The amount of minuses a person can deal with without collapsing is measured by their Pain Level. Whenever you accumulate enough penalties due to pain, exhaustion, or both that is equal to your pain level, or receive any one wound that has a pain penalty greater than or equal to half of your pain level, you must roll a d6. On a 1, you collapse to the ground incapacitated. On a 2, you collapse to your knees in agony, and next round you may perform no action (although you still have your defense). On a 3, you're stunned because of the pain, and while you're still standing and have your defense, you may do nothing next round. On a 4-6, you grimace and bear it. If you are at or over your pain resistance, any wound other than superficial will cause you to make the above roll. If at any time your minuses due to pain and exhaustion are greater than one and a half times your pain resistance you immediately collapse.
When a character takes damage, serious bleeding may result. The DM will tell you how much you are bleeding (a number usually from 1 to 5), and every round you keep a running total, adding the amount you are bleeding. For every 10 points, you suffer a -1, due to feeling weak and dizzy. This is treated as any normal pain minus (see above). If you're resting, you may halve the amount you are bleeding. Pain minuses accumulate by normal rounding, i.e., for every 5 points of bleeding you take, your minus rounds up to the next whole number. Thus, if you’ve bled 5 points, you are under a -1; if you’ve bled 15 points, you’re under a -2, etc.

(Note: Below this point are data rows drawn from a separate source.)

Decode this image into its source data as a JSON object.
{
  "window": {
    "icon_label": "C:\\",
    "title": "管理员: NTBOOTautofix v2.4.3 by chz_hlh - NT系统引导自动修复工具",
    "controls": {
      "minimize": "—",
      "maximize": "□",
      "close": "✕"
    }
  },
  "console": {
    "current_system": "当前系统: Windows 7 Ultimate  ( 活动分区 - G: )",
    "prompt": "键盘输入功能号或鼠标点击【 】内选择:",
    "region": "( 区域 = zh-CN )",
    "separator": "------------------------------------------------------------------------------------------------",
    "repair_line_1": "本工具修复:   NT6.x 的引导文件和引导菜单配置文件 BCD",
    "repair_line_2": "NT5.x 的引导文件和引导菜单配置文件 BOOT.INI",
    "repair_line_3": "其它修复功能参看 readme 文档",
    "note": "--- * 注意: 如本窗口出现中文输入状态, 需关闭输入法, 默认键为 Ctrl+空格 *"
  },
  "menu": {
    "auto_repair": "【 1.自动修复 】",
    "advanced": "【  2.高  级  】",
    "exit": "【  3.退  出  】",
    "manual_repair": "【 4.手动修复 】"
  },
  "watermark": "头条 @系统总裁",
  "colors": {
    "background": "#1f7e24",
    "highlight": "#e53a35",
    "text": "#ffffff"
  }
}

After combat, shock can set in. A character will have to roll against shock any time they take in excess of a -10. There are two types of shock a severely hurt character can go into; minor shock, which will incapacitate the character for a few hours or days, and Death Shock, which the character can die from in a few hours in they fail their saving rolls. Shock is a serious matter, and the presence of a skilled medic or the Attribute Shock Resistant can be a lifesaver.
There are two things which can kill a character instantly. One is taking, from one source, 2x the character’s Pain Level in minuses at once. Fortunately, things that do such huge minuses all at once are relatively rare. The second thing which can kill a character instantly is an Instant Kill critical wound effect. Certain wounds in certain vital areas have a percentage chance of killing instantly; if the player rolls withing that chance, the character is instantly killed.
Initiative is speed and decisiveness in combat. When two opponents are facing each other, the one with the higher initiative will be able to see what his/her opponent is doing and react to it first. Generally, a long quick weapon will give a person a higher initiative.
Melee rounds are six seconds long, and each second in considered to be divided up into increments taking 6 Initiative. Thus, just for example, a character who has an initiative of 23 perceives and reacts 1/6th of a second faster that someone with an initiative of 22. Such fractions of a second can decide whole battles. A melee round is considered to begin at initiative 30, and to end at initiative -6. No matter how slow a character is, he is considered to be able to make one action per melee round; no matter how fast a character is, he cannot make a movement at higher than initiative 30. Initiatives higher than 30 are only used to measure relative reaction times.
Multiple actions are considered to take 10 initiative to make. Thus, with an initiative of 32, a character could swing 4 times in one melee; first at initiative 30, then at 20, then at 10, then at 0. He would have to declare all four swings at the start of the melee, and the modifiers would be awful, and he couldn't do it anyway because you are only allowed to spend 3 exhaustion per round, so never mind. But he could swing 3 times. Or he could parry at 30 and, if he rolled a successful return swing, swing back at 20, which might conceivably be before his opponent has swung in the first place. Thus, a high initiative makes Parrying, Swashbuckling, and Dodging more fun, too.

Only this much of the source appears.